The piercing blue eyes closed briefly, and the lids squeezed and the lips pressed together and the forehead drew down to furrows at the top of the Sharp nose.

“Yes, you can go. There are too many people like you in the world for us to cure the world’s sickness overnight. But even if you can’t love the kid wholeheartedly, Miss Howson, you can at least remember that there was a time when you wanted a baby, for a reason you aren’t likely to forget.”

“He’ll remind me every time I look at him,” Sarah Howson said curtly, and got up from her chair. The officer reached for the phone again and spoke to a different number.

“Nurse, bring the Howson baby back to the lobby, please!’

When the unwilling mother had gone, he gave Ilse Kronstadt a questioning glance.

“What was that about her grandfather?”

“Never mind,” was the sighing answer. “There are a million problems like hers. I wish I could concern myself with all of them, but I just can’t.”

She briskened. “At least the big problem is soluble. We should be out of here in another month, I guess.”

3

Things continued badly for a while longer. Stores remained closed; sporadic outbreaks confirmed that the thwarted terrorists were still capable of striking blindly, like children in tantrums. There were some fires, and the main city bridge was closed for two days by a plastic bomb explosion.

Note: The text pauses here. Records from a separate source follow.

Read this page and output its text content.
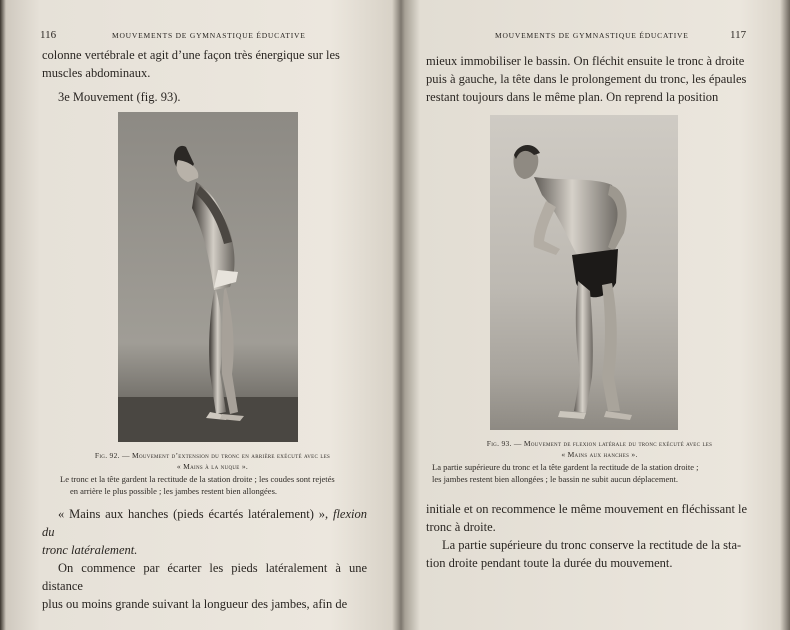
116	MOUVEMENTS DE GYMNASTIQUE ÉDUCATIVE

colonne vertébrale et agit d’une façon très énergique sur les

muscles abdominaux.

3e Mouvement (fig. 93).

Fig. 92. — Mouvement d’extension du tronc en arrière exécuté avec les
« Mains à la nuque ».
Le tronc et la tête gardent la rectitude de la station droite ; les coudes sont rejetés
en arrière le plus possible ; les jambes restent bien allongées.

« Mains aux hanches (pieds écartés latéralement) », flexion du

tronc latéralement.

On commence par écarter les pieds latéralement à une distance

plus ou moins grande suivant la longueur des jambes, afin de

MOUVEMENTS DE GYMNASTIQUE ÉDUCATIVE	117

mieux immobiliser le bassin. On fléchit ensuite le tronc à droite

puis à gauche, la tête dans le prolongement du tronc, les épaules

restant toujours dans le même plan. On reprend la position

Fig. 93. — Mouvement de flexion latérale du tronc exécuté avec les
« Mains aux hanches ».
La partie supérieure du tronc et la tête gardent la rectitude de la station droite ;
les jambes restent bien allongées ; le bassin ne subit aucun déplacement.

initiale et on recommence le même mouvement en fléchissant le

tronc à droite.

La partie supérieure du tronc conserve la rectitude de la sta-

tion droite pendant toute la durée du mouvement.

Little by little calm oozed back. Sarah Howson made no attempt to chart its progress. There was news on TV when the broadcasting schedule was restored; there was also — had been, throughout the crisis — radio news. Sometimes she caught snatches of information: something about the new; government, something else about advisers and foreign loans and public welfare services… It was beyond her scope. She saw black headlines on discarded newspapers when she went down the street, and read them without understanding. There was no association in her mind between the arrival of technical experts and the fact that water became available at her kitchen sink whenever she wanted it, as in the old days, rather than for two hours morning and evening, as during “the crisis’. There was no connextion that she could see between the new government and the cans of baby-food issued against coupons at the corner store, labeled in six languages and bearing a colored picture as well, for the benefit of illiterates.